Farming specialists of MINADER, CDC and WWF met in Limbe to examine prospects of raising Cameroon palm oil yields.
Palm oil from Cameroon rose from 42,500 tons in 1960 to 300,000 tons in 2015. It is projected by the Ministry of Agriculture and Rural Development (MINADER) at 450,000 tons in 2020.The historic, economic, social, cultural and even political importance of oil palm farming in Cameroon sparked a fact-finding expedition of Cameroonian experts to Malaysia, in March this year. Led by Dr. Yankam Njonou, Inspector General at the Ministry of Agriculture and Rural Development (MINADER), the purpose of the WWF-sponsored mission was to study the Malaysian palm oil production "magic", tap lessons for Cameroon while ensuring a safer environment.
Following the Malaysian expedition, it was time experts exchanged notes and charted a way forward to raise Cameroon palm oil yields. A confab and field trip was organised in Limbe last weekend with attendee experts including David McLaughlin, WWF Vice President from the United States, Dissoh Hell Zachee, Group Oil Palm Manager of the Cameroon Development Corporation (CDC), and Dr. Yankam Njonou of Cameroon's Ministry of Agriculture and Rural Development (MINADER).

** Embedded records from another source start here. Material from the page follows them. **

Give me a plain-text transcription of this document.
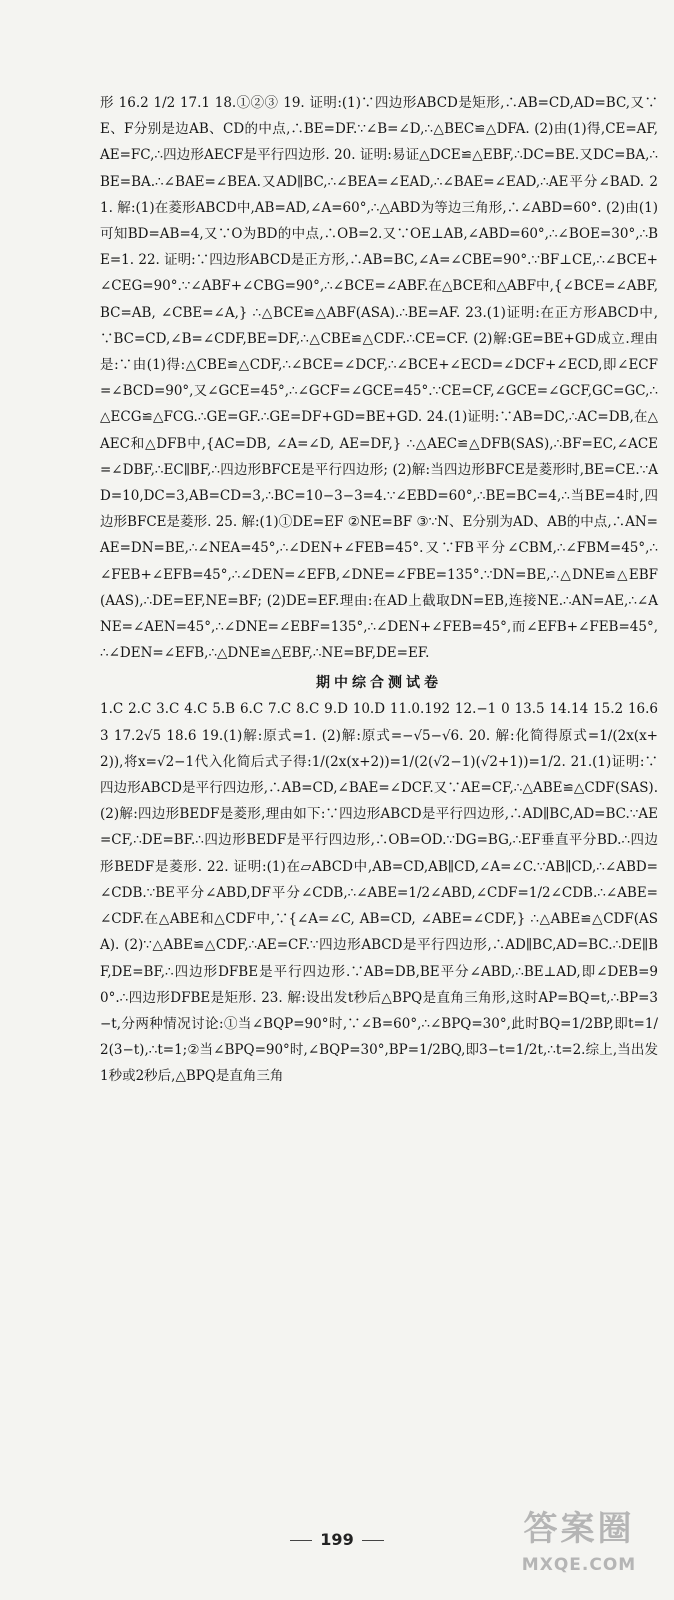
形 16.2 1/2 17.1 18.①②③ 19. 证明:(1)∵四边形ABCD是矩形,∴AB=CD,AD=BC,又∵E、F分别是边AB、CD的中点,∴BE=DF.∵∠B=∠D,∴△BEC≌△DFA. (2)由(1)得,CE=AF,AE=FC,∴四边形AECF是平行四边形. 20. 证明:易证△DCE≌△EBF,∴DC=BE.又DC=BA,∴BE=BA.∴∠BAE=∠BEA.又AD∥BC,∴∠BEA=∠EAD,∴∠BAE=∠EAD,∴AE平分∠BAD. 21. 解:(1)在菱形ABCD中,AB=AD,∠A=60°,∴△ABD为等边三角形,∴∠ABD=60°. (2)由(1)可知BD=AB=4,又∵O为BD的中点,∴OB=2.又∵OE⊥AB,∠ABD=60°,∴∠BOE=30°,∴BE=1. 22. 证明:∵四边形ABCD是正方形,∴AB=BC,∠A=∠CBE=90°.∵BF⊥CE,∴∠BCE+∠CEG=90°.∵∠ABF+∠CBG=90°,∴∠BCE=∠ABF.在△BCE和△ABF中,{∠BCE=∠ABF, BC=AB, ∠CBE=∠A,} ∴△BCE≌△ABF(ASA).∴BE=AF. 23.(1)证明:在正方形ABCD中,∵BC=CD,∠B=∠CDF,BE=DF,∴△CBE≌△CDF.∴CE=CF. (2)解:GE=BE+GD成立.理由是:∵由(1)得:△CBE≌△CDF,∴∠BCE=∠DCF,∴∠BCE+∠ECD=∠DCF+∠ECD,即∠ECF=∠BCD=90°,又∠GCE=45°,∴∠GCF=∠GCE=45°.∵CE=CF,∠GCE=∠GCF,GC=GC,∴△ECG≌△FCG.∴GE=GF.∴GE=DF+GD=BE+GD. 24.(1)证明:∵AB=DC,∴AC=DB,在△AEC和△DFB中,{AC=DB, ∠A=∠D, AE=DF,} ∴△AEC≌△DFB(SAS),∴BF=EC,∠ACE=∠DBF,∴EC∥BF,∴四边形BFCE是平行四边形; (2)解:当四边形BFCE是菱形时,BE=CE.∵AD=10,DC=3,AB=CD=3,∴BC=10−3−3=4.∵∠EBD=60°,∴BE=BC=4,∴当BE=4时,四边形BFCE是菱形. 25. 解:(1)①DE=EF ②NE=BF ③∵N、E分别为AD、AB的中点,∴AN=AE=DN=BE,∴∠NEA=45°,∴∠DEN+∠FEB=45°.又∵FB平分∠CBM,∴∠FBM=45°,∴∠FEB+∠EFB=45°,∴∠DEN=∠EFB,∠DNE=∠FBE=135°.∵DN=BE,∴△DNE≌△EBF(AAS),∴DE=EF,NE=BF; (2)DE=EF.理由:在AD上截取DN=EB,连接NE.∴AN=AE,∴∠ANE=∠AEN=45°,∴∠DNE=∠EBF=135°,∴∠DEN+∠FEB=45°,而∠EFB+∠FEB=45°,∴∠DEN=∠EFB,∴△DNE≌△EBF,∴NE=BF,DE=EF.

期中综合测试卷

1.C 2.C 3.C 4.C 5.B 6.C 7.C 8.C 9.D 10.D 11.0.192 12.−1 0 13.5 14.14 15.2 16.6 3 17.2√5 18.6 19.(1)解:原式=1. (2)解:原式=−√5−√6. 20. 解:化简得原式=1/(2x(x+2)),将x=√2−1代入化简后式子得:1/(2x(x+2))=1/(2(√2−1)(√2+1))=1/2. 21.(1)证明:∵四边形ABCD是平行四边形,∴AB=CD,∠BAE=∠DCF.又∵AE=CF,∴△ABE≌△CDF(SAS). (2)解:四边形BEDF是菱形,理由如下:∵四边形ABCD是平行四边形,∴AD∥BC,AD=BC.∵AE=CF,∴DE=BF.∴四边形BEDF是平行四边形,∴OB=OD.∵DG=BG,∴EF垂直平分BD.∴四边形BEDF是菱形. 22. 证明:(1)在▱ABCD中,AB=CD,AB∥CD,∠A=∠C.∵AB∥CD,∴∠ABD=∠CDB.∵BE平分∠ABD,DF平分∠CDB,∴∠ABE=1/2∠ABD,∠CDF=1/2∠CDB.∴∠ABE=∠CDF.在△ABE和△CDF中,∵{∠A=∠C, AB=CD, ∠ABE=∠CDF,} ∴△ABE≌△CDF(ASA). (2)∵△ABE≌△CDF,∴AE=CF.∵四边形ABCD是平行四边形,∴AD∥BC,AD=BC.∴DE∥BF,DE=BF,∴四边形DFBE是平行四边形.∵AB=DB,BE平分∠ABD,∴BE⊥AD,即∠DEB=90°.∴四边形DFBE是矩形. 23. 解:设出发t秒后△BPQ是直角三角形,这时AP=BQ=t,∴BP=3−t,分两种情况讨论:①当∠BQP=90°时,∵∠B=60°,∴∠BPQ=30°,此时BQ=1/2BP,即t=1/2(3−t),∴t=1;②当∠BPQ=90°时,∠BQP=30°,BP=1/2BQ,即3−t=1/2t,∴t=2.综上,当出发1秒或2秒后,△BPQ是直角三角

199	答案圈
MXQE.COM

At the joint MINADER-CDC-WWF meeting in Limbe, the experts noted that Malaysia produces 22 million tons of palm oil annually; only second to Indonesia that doubles the tonnage in the world's palm oil production ranking. Another point of interest was that all plantation workers in Malaysia are migrants from neighbouring Indonesia. "Smallish in size these Indonesians are masters of the farms", said Dr. Yankam Njonou. He readily enumerated aspects that Cameroon can borrow from Malaysia to include the culture of work, which to him is lacking in Cameroonians. For example, one individual employee handles 15 hectares of oil palm farm in Malaysia round the year, as compared to Cameroon where one person works less than five hectares.
Malaysia has a national Board that translates the national oil palm policy, which is not the case in Cameroon. The fact that farm management, there, employs the latest scientific methods is also a lesson. Above all, the experts added that Malaysia focuses on oil palm production as their economic mainstay. This makes them concentrate and give it their best economic shot. The Country imports every other food item to include rice from neighbouring countries like Thailand and Philippines. To Dr. Njonou, despite ground efforts, Cameroon is distracted with numerous crops and so faces difficulties improving palm oil yields.